The Forsyth County elections board will review the qualifications of a candidate for the Board of Commissioners after questions arose over two homestead tax exemptions, including one outside the district he would represent.
The county Board of Registrations and Elections will examine Brant Meadows' qualifications to run as the commissioner for District 1 on June 17.
An anonymous tip came in to the elections board that Meadows had two homestead exemptions, one for a house in District 1 and one for a house outside of it. It is a misdemeanor to intentionally have two exemptions, which can be applied only at a primary residence.
Meadows said he did not know he had two exemptions until he got a call last week. He and his wife lived in the house outside the district in the early 1990s.

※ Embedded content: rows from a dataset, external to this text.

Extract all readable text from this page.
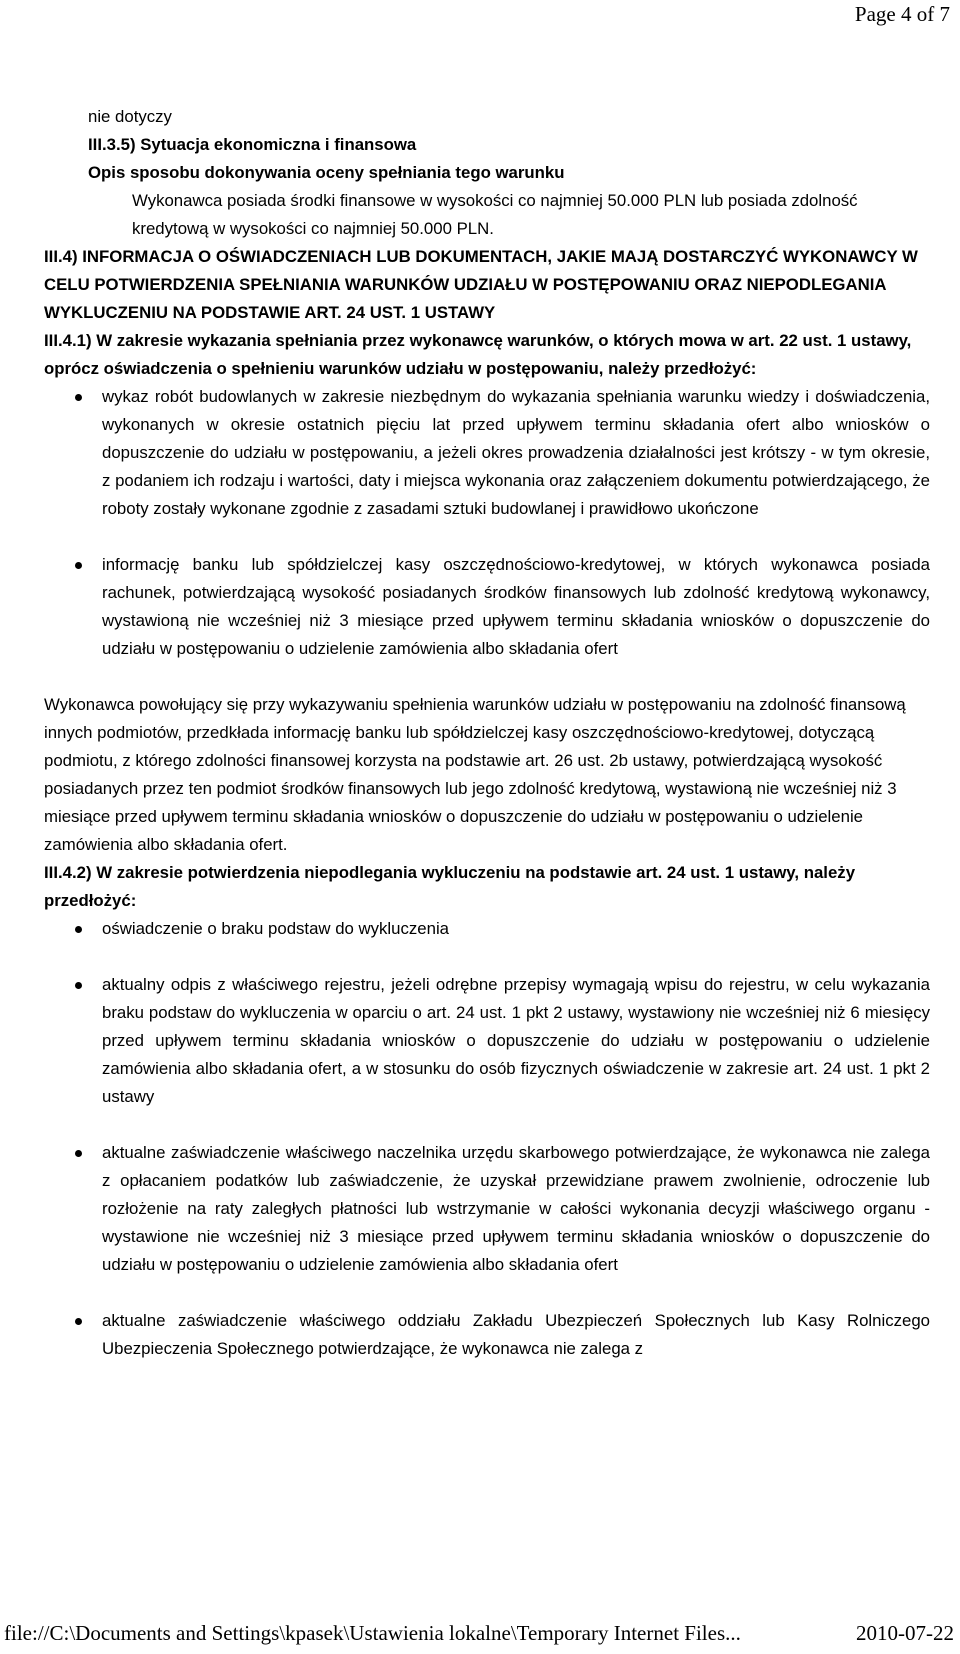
Page 4 of 7

nie dotyczy

III.3.5) Sytuacja ekonomiczna i finansowa

Opis sposobu dokonywania oceny spełniania tego warunku

Wykonawca posiada środki finansowe w wysokości co najmniej 50.000 PLN lub posiada zdolność kredytową w wysokości co najmniej 50.000 PLN.

III.4) INFORMACJA O OŚWIADCZENIACH LUB DOKUMENTACH, JAKIE MAJĄ DOSTARCZYĆ WYKONAWCY W CELU POTWIERDZENIA SPEŁNIANIA WARUNKÓW UDZIAŁU W POSTĘPOWANIU ORAZ NIEPODLEGANIA WYKLUCZENIU NA PODSTAWIE ART. 24 UST. 1 USTAWY

III.4.1) W zakresie wykazania spełniania przez wykonawcę warunków, o których mowa w art. 22 ust. 1 ustawy, oprócz oświadczenia o spełnieniu warunków udziału w postępowaniu, należy przedłożyć:

wykaz robót budowlanych w zakresie niezbędnym do wykazania spełniania warunku wiedzy i doświadczenia, wykonanych w okresie ostatnich pięciu lat przed upływem terminu składania ofert albo wniosków o dopuszczenie do udziału w postępowaniu, a jeżeli okres prowadzenia działalności jest krótszy - w tym okresie, z podaniem ich rodzaju i wartości, daty i miejsca wykonania oraz załączeniem dokumentu potwierdzającego, że roboty zostały wykonane zgodnie z zasadami sztuki budowlanej i prawidłowo ukończone
informację banku lub spółdzielczej kasy oszczędnościowo-kredytowej, w których wykonawca posiada rachunek, potwierdzającą wysokość posiadanych środków finansowych lub zdolność kredytową wykonawcy, wystawioną nie wcześniej niż 3 miesiące przed upływem terminu składania wniosków o dopuszczenie do udziału w postępowaniu o udzielenie zamówienia albo składania ofert

Wykonawca powołujący się przy wykazywaniu spełnienia warunków udziału w postępowaniu na zdolność finansową innych podmiotów, przedkłada informację banku lub spółdzielczej kasy oszczędnościowo-kredytowej, dotyczącą podmiotu, z którego zdolności finansowej korzysta na podstawie art. 26 ust. 2b ustawy, potwierdzającą wysokość posiadanych przez ten podmiot środków finansowych lub jego zdolność kredytową, wystawioną nie wcześniej niż 3 miesiące przed upływem terminu składania wniosków o dopuszczenie do udziału w postępowaniu o udzielenie zamówienia albo składania ofert.

III.4.2) W zakresie potwierdzenia niepodlegania wykluczeniu na podstawie art. 24 ust. 1 ustawy, należy przedłożyć:

oświadczenie o braku podstaw do wykluczenia
aktualny odpis z właściwego rejestru, jeżeli odrębne przepisy wymagają wpisu do rejestru, w celu wykazania braku podstaw do wykluczenia w oparciu o art. 24 ust. 1 pkt 2 ustawy, wystawiony nie wcześniej niż 6 miesięcy przed upływem terminu składania wniosków o dopuszczenie do udziału w postępowaniu o udzielenie zamówienia albo składania ofert, a w stosunku do osób fizycznych oświadczenie w zakresie art. 24 ust. 1 pkt 2 ustawy
aktualne zaświadczenie właściwego naczelnika urzędu skarbowego potwierdzające, że wykonawca nie zalega z opłacaniem podatków lub zaświadczenie, że uzyskał przewidziane prawem zwolnienie, odroczenie lub rozłożenie na raty zaległych płatności lub wstrzymanie w całości wykonania decyzji właściwego organu - wystawione nie wcześniej niż 3 miesiące przed upływem terminu składania wniosków o dopuszczenie do udziału w postępowaniu o udzielenie zamówienia albo składania ofert
aktualne zaświadczenie właściwego oddziału Zakładu Ubezpieczeń Społecznych lub Kasy Rolniczego Ubezpieczenia Społecznego potwierdzające, że wykonawca nie zalega z
file://C:\Documents and Settings\kpasek\Ustawienia lokalne\Temporary Internet Files...	2010-07-22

They turned it into a rental home after buying a house in District 1 in 2003. Meadows showed The Atlanta Journal-Constitution a rental agreement with a tenant for the home outside the district.

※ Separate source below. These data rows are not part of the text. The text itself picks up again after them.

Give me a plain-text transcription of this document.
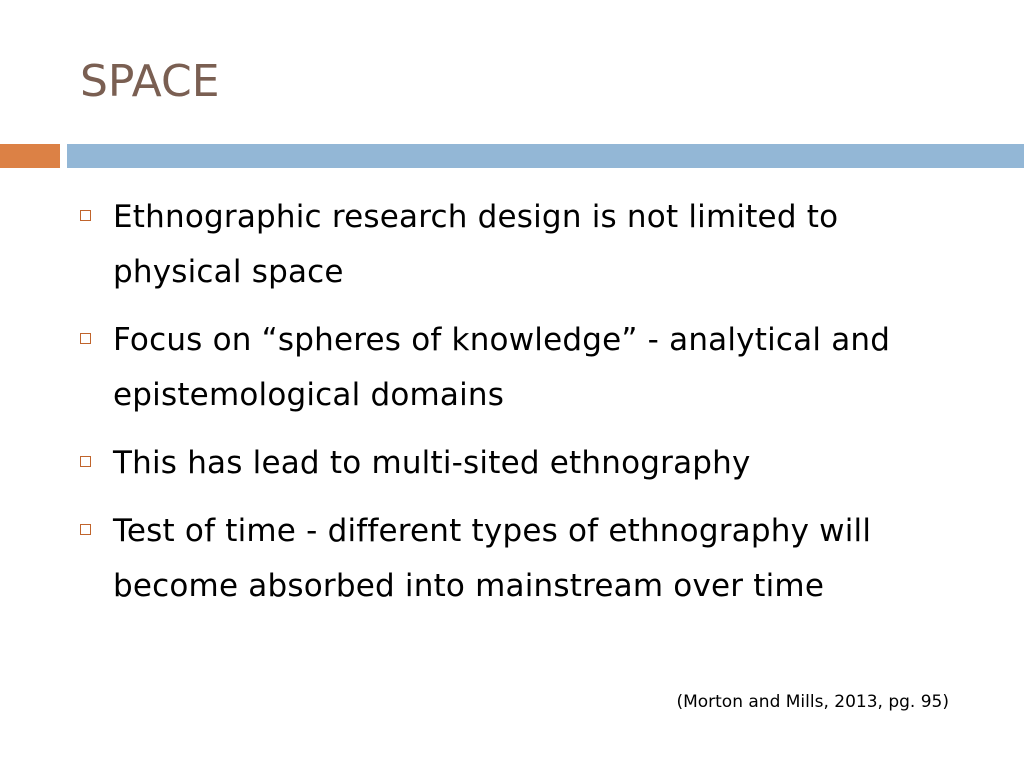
SPACE
Ethnographic research design is not limited to physical space
Focus on “spheres of knowledge” - analytical and epistemological domains
This has lead to multi-sited ethnography
Test of time - different types of ethnography will become absorbed into mainstream over time
(Morton and Mills, 2013, pg. 95)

County records for the first exemption application show it is unsigned and is filled out in a handwriting that does not look like Meadows' or his wife's.
"I don't recall filing that," he said of it.

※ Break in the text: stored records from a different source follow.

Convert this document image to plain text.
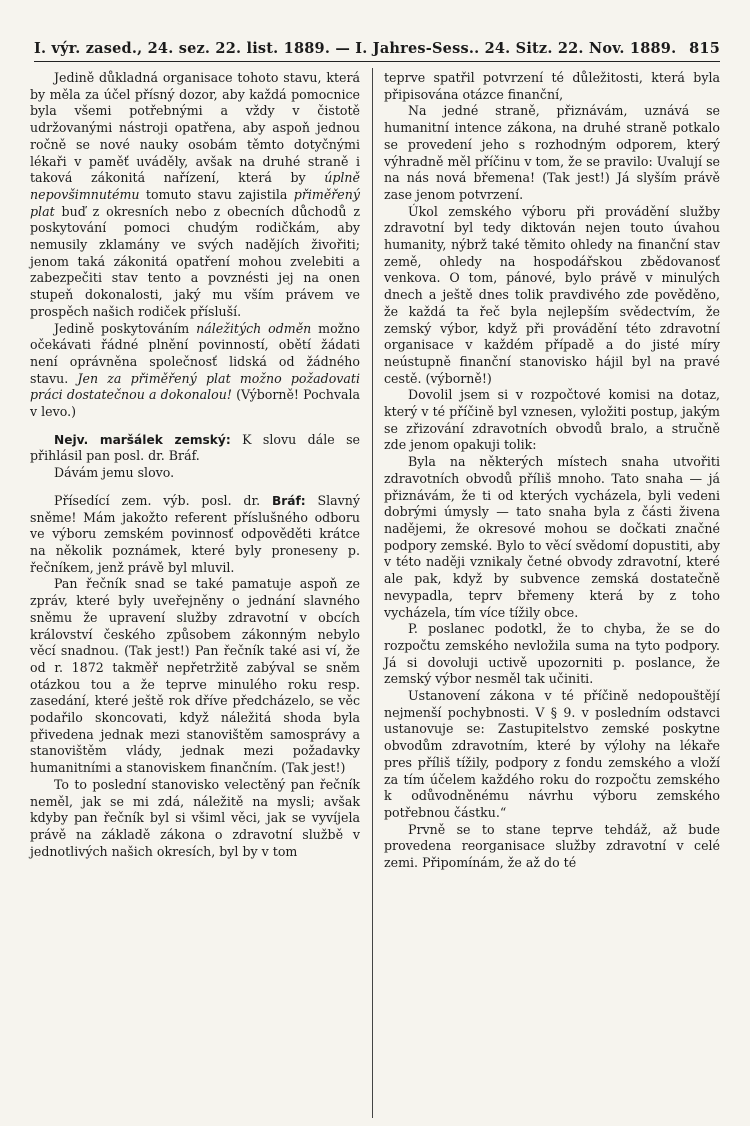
I. výr. zased., 24. sez. 22. list. 1889. — I. Jahres-Sess.. 24. Sitz. 22. Nov. 1889. 815

Jedině důkladná organisace tohoto stavu, která by měla za účel přísný dozor, aby každá pomocnice byla všemi potřebnými a vždy v čistotě udržovanými nástroji opatřena, aby aspoň jednou ročně se nové nauky osobám těmto dotyčnými lékaři v paměť uváděly, avšak na druhé straně i taková zákonitá nařízení, která by úplně nepovšimnutému tomuto stavu zajistila přiměřený plat buď z okresních nebo z obecních důchodů z poskytování pomoci chudým rodičkám, aby nemusily zklamány ve svých nadějích živořiti; jenom taká zákonitá opatření mohou zvelebiti a zabezpečiti stav tento a povznésti jej na onen stupeň dokonalosti, jaký mu vším právem ve prospěch našich rodiček přísluší.

Jedině poskytováním náležitých odměn možno očekávati řádné plnění povinností, obětí žádati není oprávněna společnosť lidská od žádného stavu. Jen za přiměřený plat možno požadovati práci dostatečnou a dokonalou! (Výborně! Pochvala v levo.)

Nejv. maršálek zemský: K slovu dále se přihlásil pan posl. dr. Bráf.

Dávám jemu slovo.

Přísedící zem. výb. posl. dr. Bráf: Slavný sněme! Mám jakožto referent příslušného odboru ve výboru zemském povinnosť odpověděti krátce na několik poznámek, které byly proneseny p. řečníkem, jenž právě byl mluvil.

Pan řečník snad se také pamatuje aspoň ze zpráv, které byly uveřejněny o jednání slavného sněmu že upravení služby zdravotní v obcích království českého způsobem zákonným nebylo věcí snadnou. (Tak jest!) Pan řečník také asi ví, že od r. 1872 takměř nepřetržitě zabýval se sněm otázkou tou a že teprve minulého roku resp. zasedání, které ještě rok dříve předcházelo, se věc podařilo skoncovati, když náležitá shoda byla přivedena jednak mezi stanovištěm samosprávy a stanovištěm vlády, jednak mezi požadavky humanitními a stanoviskem finančním. (Tak jest!)

To to poslední stanovisko velectěný pan řečník neměl, jak se mi zdá, náležitě na mysli; avšak kdyby pan řečník byl si všiml věci, jak se vyvíjela právě na základě zákona o zdravotní službě v jednotlivých našich okresích, byl by v tom

teprve spatřil potvrzení té důležitosti, která byla připisována otázce finanční,

Na jedné straně, přiznávám, uznává se humanitní intence zákona, na druhé straně potkalo se provedení jeho s rozhodným odporem, který výhradně měl příčinu v tom, že se pravilo: Uvalují se na nás nová břemena! (Tak jest!) Já slyším právě zase jenom potvrzení.

Úkol zemského výboru při provádění služby zdravotní byl tedy diktován nejen touto úvahou humanity, nýbrž také těmito ohledy na finanční stav země, ohledy na hospodářskou zbědovanosť venkova. O tom, pánové, bylo právě v minulých dnech a ještě dnes tolik pravdivého zde pověděno, že každá ta řeč byla nejlepším svědectvím, že zemský výbor, když při provádění této zdravotní organisace v každém případě a do jisté míry neústupně finanční stanovisko hájil byl na pravé cestě. (výborně!)

Dovolil jsem si v rozpočtové komisi na dotaz, který v té příčině byl vznesen, vyložiti postup, jakým se zřizování zdravotních obvodů bralo, a stručně zde jenom opakuji tolik:

Byla na některých místech snaha utvořiti zdravotních obvodů příliš mnoho. Tato snaha — já přiznávám, že ti od kterých vycházela, byli vedeni dobrými úmysly — tato snaha byla z části živena nadějemi, že okresové mohou se dočkati značné podpory zemské. Bylo to věcí svědomí dopustiti, aby v této naději vznikaly četné obvody zdravotní, které ale pak, když by subvence zemská dostatečně nevypadla, teprv břemeny která by z toho vycházela, tím více tížily obce.

P. poslanec podotkl, že to chyba, že se do rozpočtu zemského nevložila suma na tyto podpory. Já si dovoluji uctivě upozorniti p. poslance, že zemský výbor nesměl tak učiniti.

Ustanovení zákona v té příčině nedopouštějí nejmenší pochybnosti. V § 9. v posledním odstavci ustanovuje se: Zastupitelstvo zemské poskytne obvodům zdravotním, které by výlohy na lékaře pres příliš tížily, podpory z fondu zemského a vloží za tím účelem každého roku do rozpočtu zemského k odůvodněnému návrhu výboru zemského potřebnou částku.“

Prvně se to stane teprve tehdáž, až bude provedena reorganisace služby zdravotní v celé zemi. Připomínám, že až do té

Chief Tax Appraiser Mary Kirkpatrick said county workers 17 years ago obviously failed to get a properly completed exemption application, and it is impossible to tell who turned it in.
Meadows went Monday to the tax assessor's office and paid $1,700 in exemptions that he had received for the first house since moving from it.
He said that when he qualified to run for the office recently, he asked the tax commissioner's office to review his tax records and got a clean bill.
Kirkpatrick said workers may have missed the double exemption because Meadows' wife's name is listed first on the deed for the first house.
She said County Attorney Ken Jarrard will review the two exemptions for further action.